In terms of the outlook the company commented: “Despite the negative market sentiment created by the coronavirus, our long-term view has not changed, we believe that crude demand will continue to increase and that the fallout will be temporary rather than permanent.”
However, the company also noted it was “certainly not in the position” to predict when the market would turnaround and was cautious in the short term.
Looking to the longer-term Frontline pointed to a growth in tonne-miles and a record high number of VLCC cargoes from the US Gulf in January. “When phase 1 of the trade agreement between China and the US is implemented, China will need to lift at least 12 VLCC cargoes from the US each month to comply with the terms of the agreement.”

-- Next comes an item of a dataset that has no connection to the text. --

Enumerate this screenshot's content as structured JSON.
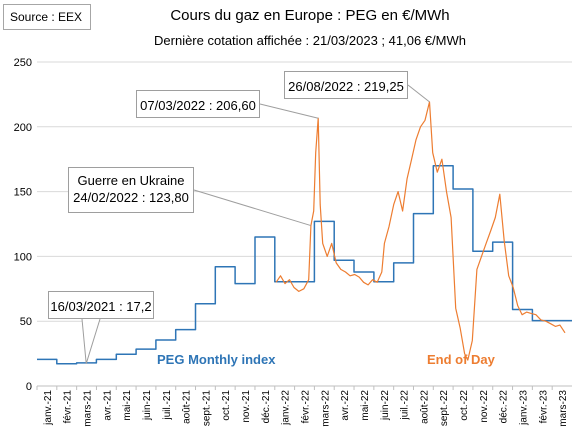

In terms of the fleet growth the company noted that “virtually no new tanker orders” were being placed and the orderbook was at its lowest level since 1997.
Frontline also said the impacts of IMO 2020 were real and would continue for some time to come. “The impact of IMO 2020 on fuel prices has reshaped the industry by creating a significant competitive advantage for owners of modern vessels,” it said.
The company concluded: “The current market headwinds remain strong, but our long term view of the tanker market remains constructive, and we believe that the impact of the coronavirus will certainly not be permanent.”